Mas como combater o argumento de que seja impossível emagrecer liberando o consumo de alimentos, já que com a restrição a pessoa continua engordando? O primeiro passo é identificar esse pensamento, explica Christianne Reis, psicóloga voluntária do Grecco. "Não tem estudo mostrando que se a gente comer um pouco a mais no fim de semana vai engordar, mas o pensamento de dieta dificulta a boa relação com a comida. É importante comer com prazer e sem culpa".

Reis diz que a terapia cognitivo-comportamental pode ajudar. Essa abordagem usa uma técnica que auxilia na desconstrução de pensamentos disfuncionais. "Quando o paciente pensa algo como 'Se eu comer esse bolo vou engordar', ele precisa buscar evidências para saber se isso é verdadeiro ou falso. Ele vai identificar, avaliar, validar o pensamento. Geralmente, a afirmação não se sustenta, mas não é fácil desconstruir esse pensamento".

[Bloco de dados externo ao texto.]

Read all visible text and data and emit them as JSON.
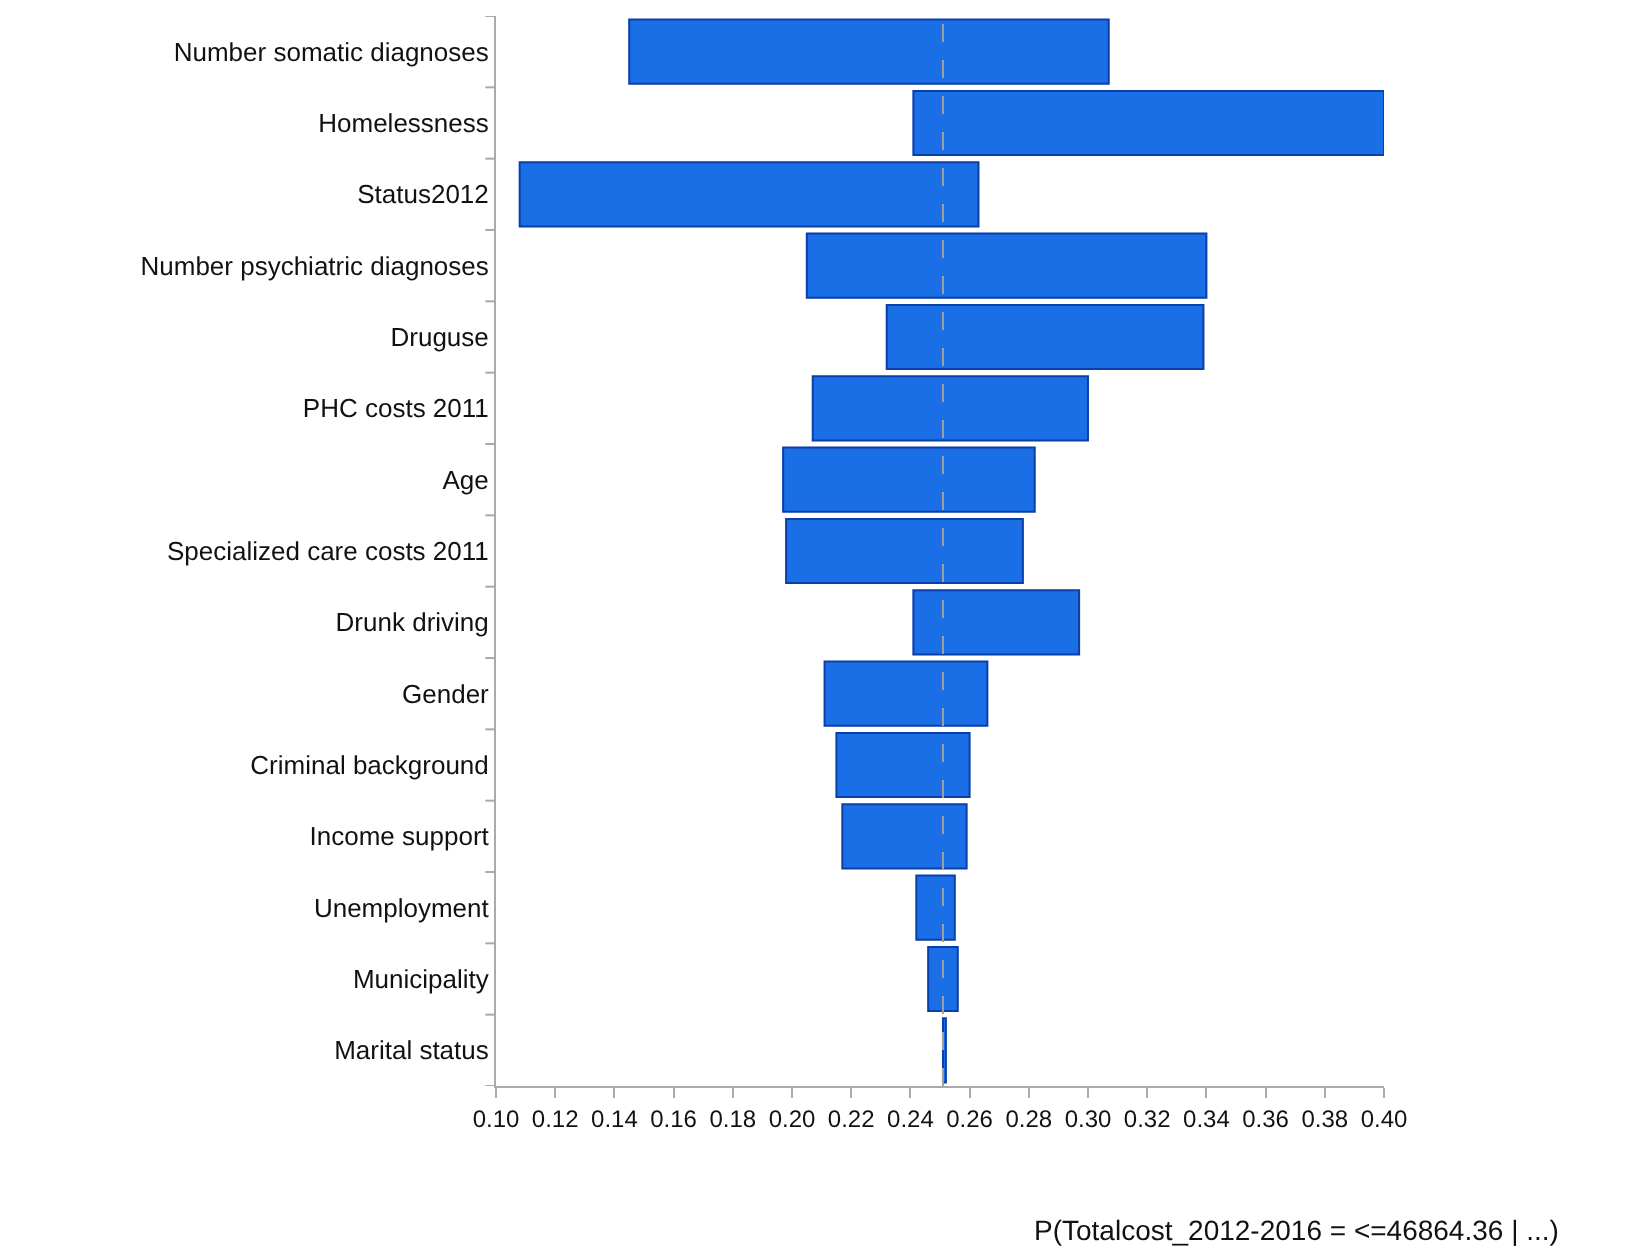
{
  "chart_data": {
    "type": "bar",
    "orientation": "horizontal",
    "xlabel": "P(Totalcost_2012-2016 = <=46864.36 | ...)",
    "categories": [
      "Number somatic diagnoses",
      "Homelessness",
      "Status2012",
      "Number psychiatric diagnoses",
      "Druguse",
      "PHC costs 2011",
      "Age",
      "Specialized care costs 2011",
      "Drunk driving",
      "Gender",
      "Criminal background",
      "Income support",
      "Unemployment",
      "Municipality",
      "Marital status"
    ],
    "base": [
      0.145,
      0.241,
      0.108,
      0.205,
      0.232,
      0.207,
      0.197,
      0.198,
      0.241,
      0.211,
      0.215,
      0.217,
      0.242,
      0.246,
      0.251
    ],
    "values": [
      0.162,
      0.159,
      0.155,
      0.135,
      0.107,
      0.093,
      0.085,
      0.08,
      0.056,
      0.055,
      0.045,
      0.042,
      0.013,
      0.01,
      0.001
    ],
    "color": "#1a6fe6",
    "xlim": [
      0.1,
      0.4
    ],
    "xticks": [
      {
        "value": 0.1,
        "label": "0.10"
      },
      {
        "value": 0.12,
        "label": "0.12"
      },
      {
        "value": 0.14,
        "label": "0.14"
      },
      {
        "value": 0.16,
        "label": "0.16"
      },
      {
        "value": 0.18,
        "label": "0.18"
      },
      {
        "value": 0.2,
        "label": "0.20"
      },
      {
        "value": 0.22,
        "label": "0.22"
      },
      {
        "value": 0.24,
        "label": "0.24"
      },
      {
        "value": 0.26,
        "label": "0.26"
      },
      {
        "value": 0.28,
        "label": "0.28"
      },
      {
        "value": 0.3,
        "label": "0.30"
      },
      {
        "value": 0.32,
        "label": "0.32"
      },
      {
        "value": 0.34,
        "label": "0.34"
      },
      {
        "value": 0.36,
        "label": "0.36"
      },
      {
        "value": 0.38,
        "label": "0.38"
      },
      {
        "value": 0.4,
        "label": "0.40"
      }
    ],
    "ref_lines": [
      {
        "axis": "x",
        "value": 0.251,
        "color": "#a0a0a0",
        "line_style": "dashed"
      }
    ],
    "legend": false
  }
}
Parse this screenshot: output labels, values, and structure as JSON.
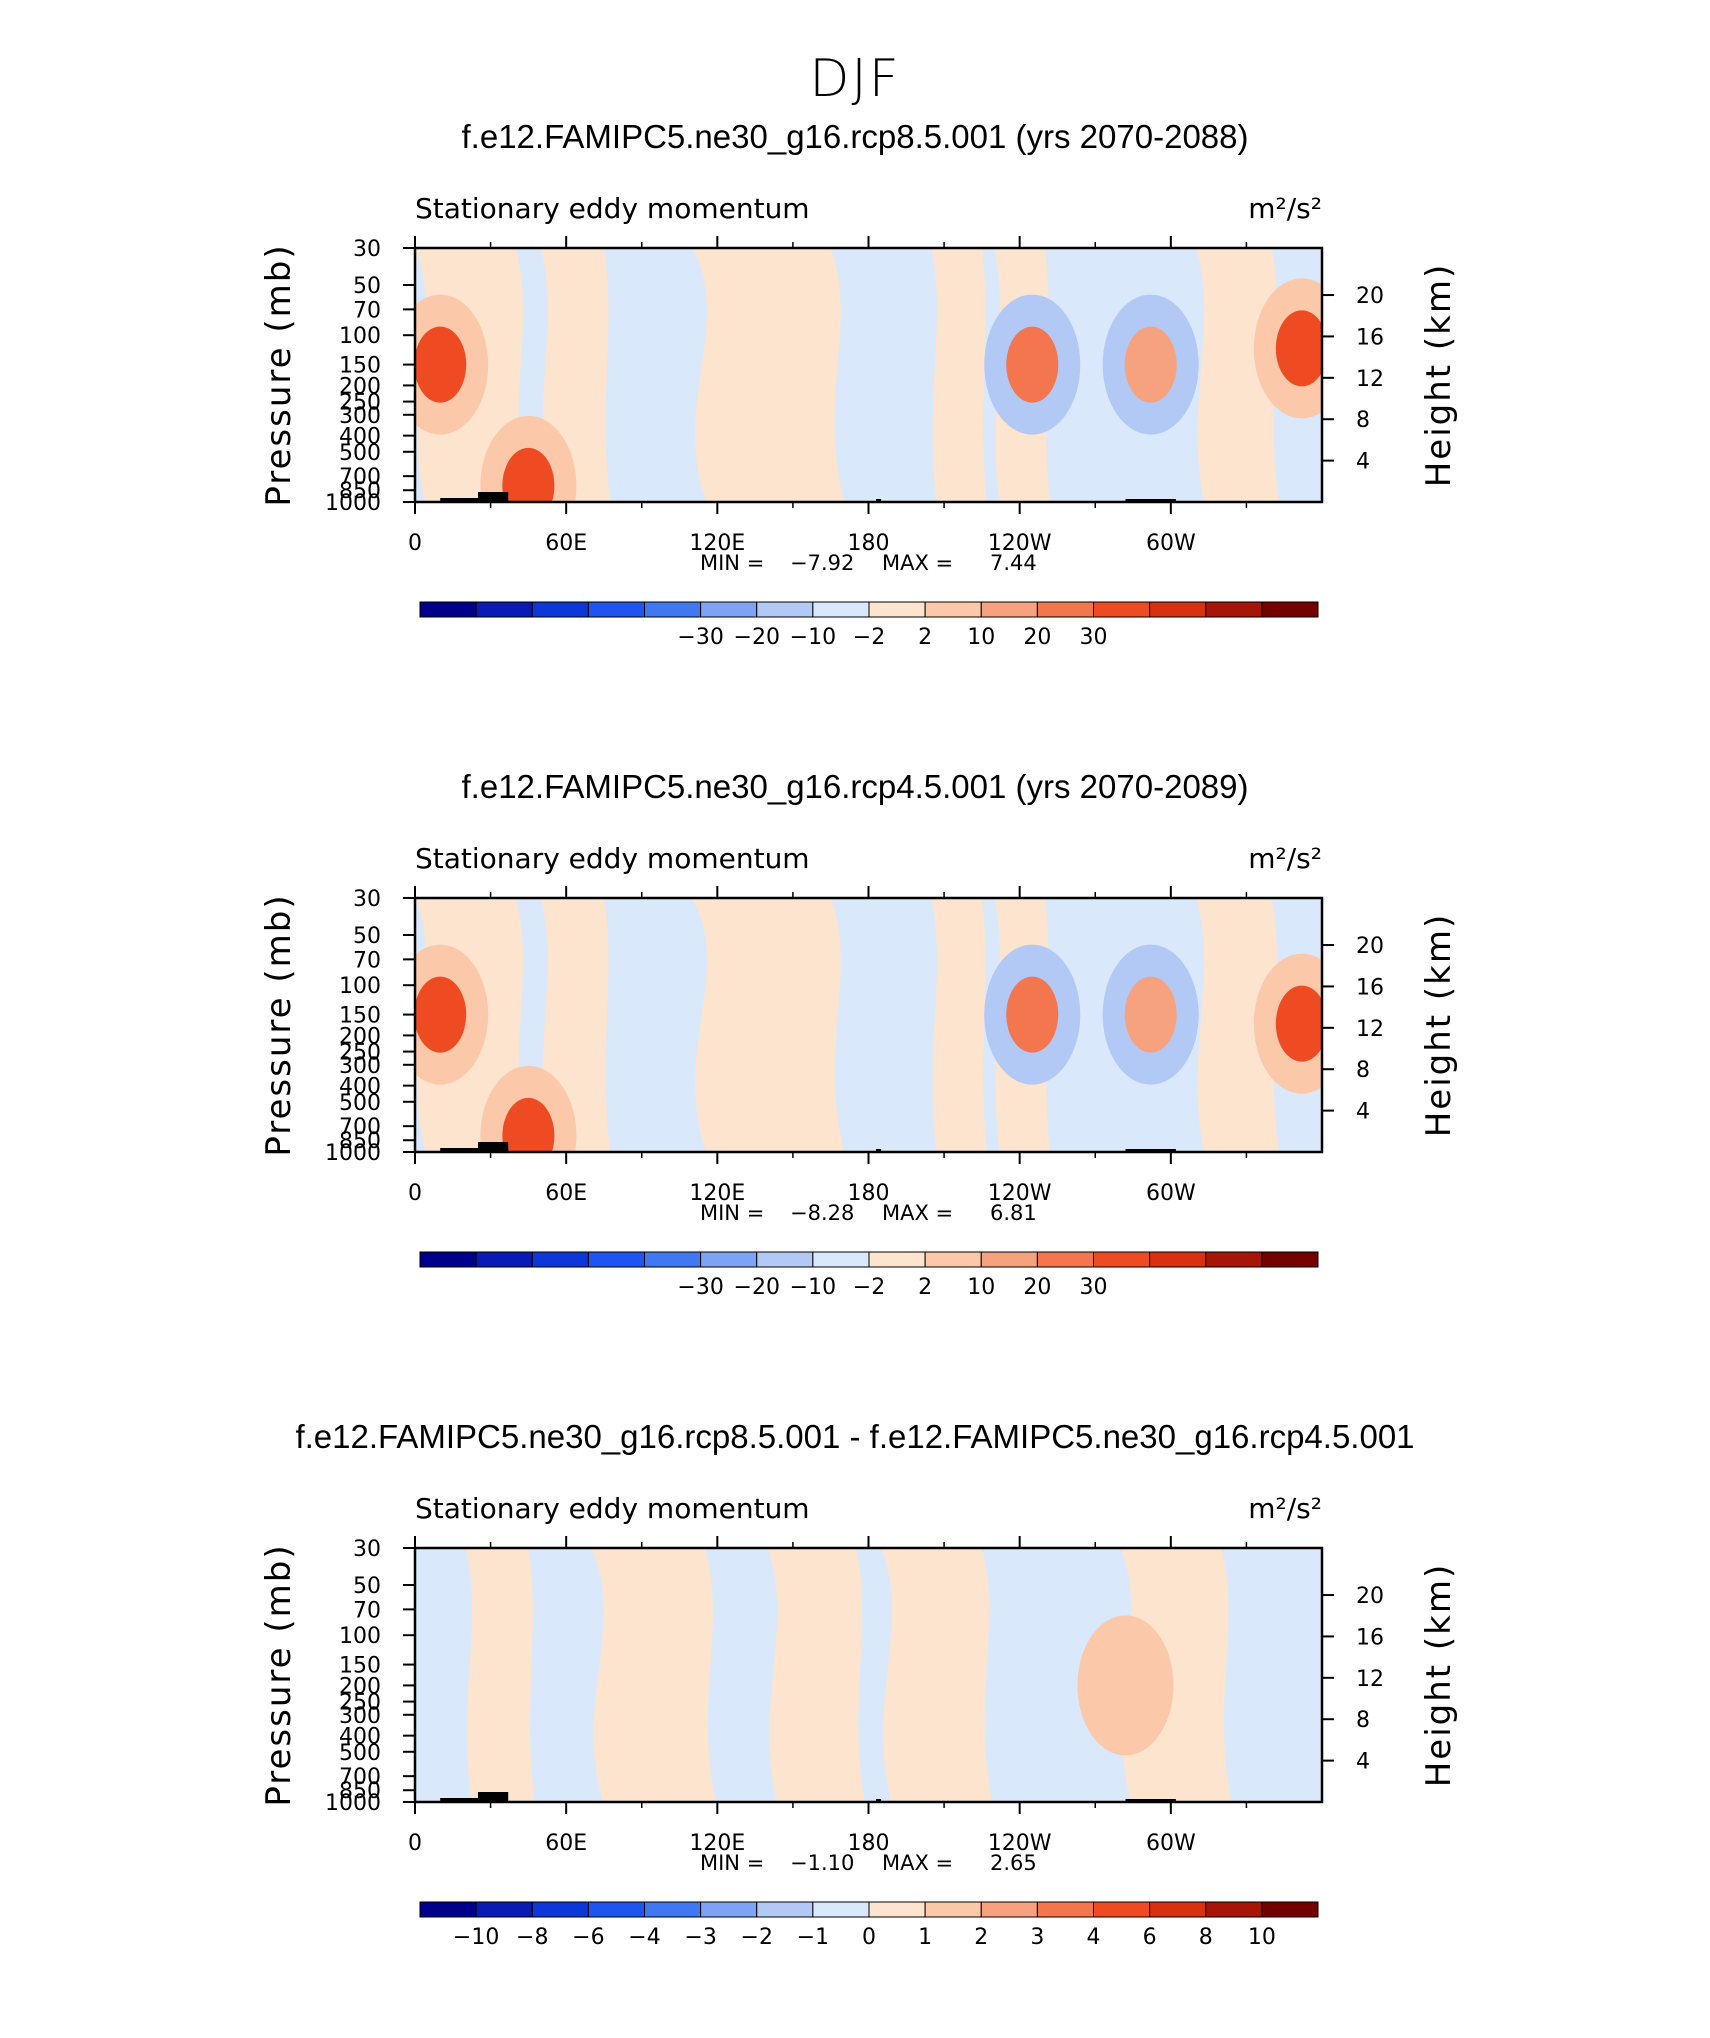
{
  "figure": {
    "title": "DJF"
  },
  "chart_data": [
    {
      "type": "heatmap",
      "title": "f.e12.FAMIPC5.ne30_g16.rcp8.5.001 (yrs 2070-2088)",
      "left_label": "Stationary eddy momentum",
      "units_label": "m²/s²",
      "ylabel": "Pressure (mb)",
      "y2label": "Height (km)",
      "x_ticks": [
        "0",
        "60E",
        "120E",
        "180",
        "120W",
        "60W"
      ],
      "y_ticks": [
        "30",
        "50",
        "70",
        "100",
        "150",
        "200",
        "250",
        "300",
        "400",
        "500",
        "700",
        "850",
        "1000"
      ],
      "y2_ticks": [
        "20",
        "16",
        "12",
        "8",
        "4"
      ],
      "min_label": "MIN =",
      "min_value": "−7.92",
      "max_label": "MAX =",
      "max_value": "7.44",
      "levels": [
        "−30",
        "−20",
        "−10",
        "−2",
        "2",
        "10",
        "20",
        "30"
      ],
      "level_colors": [
        "#00008c",
        "#0a1ab4",
        "#0d37d8",
        "#1e55f0",
        "#3f78f2",
        "#7ea3f4",
        "#b2c8f5",
        "#d9e8fb",
        "#fde4cf",
        "#fbc8aa",
        "#f7a27e",
        "#f3764f",
        "#ee4b22",
        "#d9300f",
        "#a81508",
        "#740000"
      ],
      "features": [
        {
          "lon": 10,
          "p": 150,
          "value": 5
        },
        {
          "lon": 352,
          "p": 120,
          "value": 3
        },
        {
          "lon": 292,
          "p": 150,
          "value": -6
        },
        {
          "lon": 245,
          "p": 150,
          "value": -1
        },
        {
          "lon": 45,
          "p": 800,
          "value": 2
        }
      ]
    },
    {
      "type": "heatmap",
      "title": "f.e12.FAMIPC5.ne30_g16.rcp4.5.001 (yrs 2070-2089)",
      "left_label": "Stationary eddy momentum",
      "units_label": "m²/s²",
      "ylabel": "Pressure (mb)",
      "y2label": "Height (km)",
      "x_ticks": [
        "0",
        "60E",
        "120E",
        "180",
        "120W",
        "60W"
      ],
      "y_ticks": [
        "30",
        "50",
        "70",
        "100",
        "150",
        "200",
        "250",
        "300",
        "400",
        "500",
        "700",
        "850",
        "1000"
      ],
      "y2_ticks": [
        "20",
        "16",
        "12",
        "8",
        "4"
      ],
      "min_label": "MIN =",
      "min_value": "−8.28",
      "max_label": "MAX =",
      "max_value": "6.81",
      "levels": [
        "−30",
        "−20",
        "−10",
        "−2",
        "2",
        "10",
        "20",
        "30"
      ],
      "level_colors": [
        "#00008c",
        "#0a1ab4",
        "#0d37d8",
        "#1e55f0",
        "#3f78f2",
        "#7ea3f4",
        "#b2c8f5",
        "#d9e8fb",
        "#fde4cf",
        "#fbc8aa",
        "#f7a27e",
        "#f3764f",
        "#ee4b22",
        "#d9300f",
        "#a81508",
        "#740000"
      ],
      "features": [
        {
          "lon": 10,
          "p": 150,
          "value": 5
        },
        {
          "lon": 352,
          "p": 170,
          "value": 3
        },
        {
          "lon": 292,
          "p": 150,
          "value": -7
        },
        {
          "lon": 245,
          "p": 150,
          "value": -1
        },
        {
          "lon": 45,
          "p": 800,
          "value": 2
        }
      ]
    },
    {
      "type": "heatmap",
      "title": "f.e12.FAMIPC5.ne30_g16.rcp8.5.001 - f.e12.FAMIPC5.ne30_g16.rcp4.5.001",
      "left_label": "Stationary eddy momentum",
      "units_label": "m²/s²",
      "ylabel": "Pressure (mb)",
      "y2label": "Height (km)",
      "x_ticks": [
        "0",
        "60E",
        "120E",
        "180",
        "120W",
        "60W"
      ],
      "y_ticks": [
        "30",
        "50",
        "70",
        "100",
        "150",
        "200",
        "250",
        "300",
        "400",
        "500",
        "700",
        "850",
        "1000"
      ],
      "y2_ticks": [
        "20",
        "16",
        "12",
        "8",
        "4"
      ],
      "min_label": "MIN =",
      "min_value": "−1.10",
      "max_label": "MAX =",
      "max_value": "2.65",
      "levels": [
        "−10",
        "−8",
        "−6",
        "−4",
        "−3",
        "−2",
        "−1",
        "0",
        "1",
        "2",
        "3",
        "4",
        "6",
        "8",
        "10"
      ],
      "level_colors": [
        "#00008c",
        "#0a1ab4",
        "#0d37d8",
        "#1e55f0",
        "#3f78f2",
        "#7ea3f4",
        "#b2c8f5",
        "#d9e8fb",
        "#fde4cf",
        "#fbc8aa",
        "#f7a27e",
        "#f3764f",
        "#ee4b22",
        "#d9300f",
        "#a81508",
        "#740000"
      ],
      "features": [
        {
          "lon": 282,
          "p": 200,
          "value": 1.5
        }
      ]
    }
  ]
}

A nutricionista Carla Piovesan, professora da Escola de Ciências da Saúde e da Vida da PUC-RS (Pontifícia Universidade Católica do Rio Grande do Sul), explica que o ideal é buscar um equilíbrio para melhorar a relação com a alimentação. "A fome é um instinto ancestral. As estratégias que tentam ignorar ou burlá-la são fadadas ao fracasso. É preciso se sintonizar e comer de acordo com a fome. Temos dois extremos: ou se tenta enganá-la com duas castanhas e uma maçã ou se come até ficar estufado. Entre esses dois, tem o comer por sinais fisiológicos, que deve prevalecer", diz.

No entanto, não é saudável nem sustentável ignorar os outros tipos de fome. "Uma vida em equilíbrio tem espaço para outras fomes, como a emocional. Em um momento feliz, posso comemorar com um bolo, por exemplo. Comer é um dos itens que perde para poucos em termos do prazer causado. Não adianta lutar contra isso. O problema é quando se tenta comer por prazer em todas as refeições".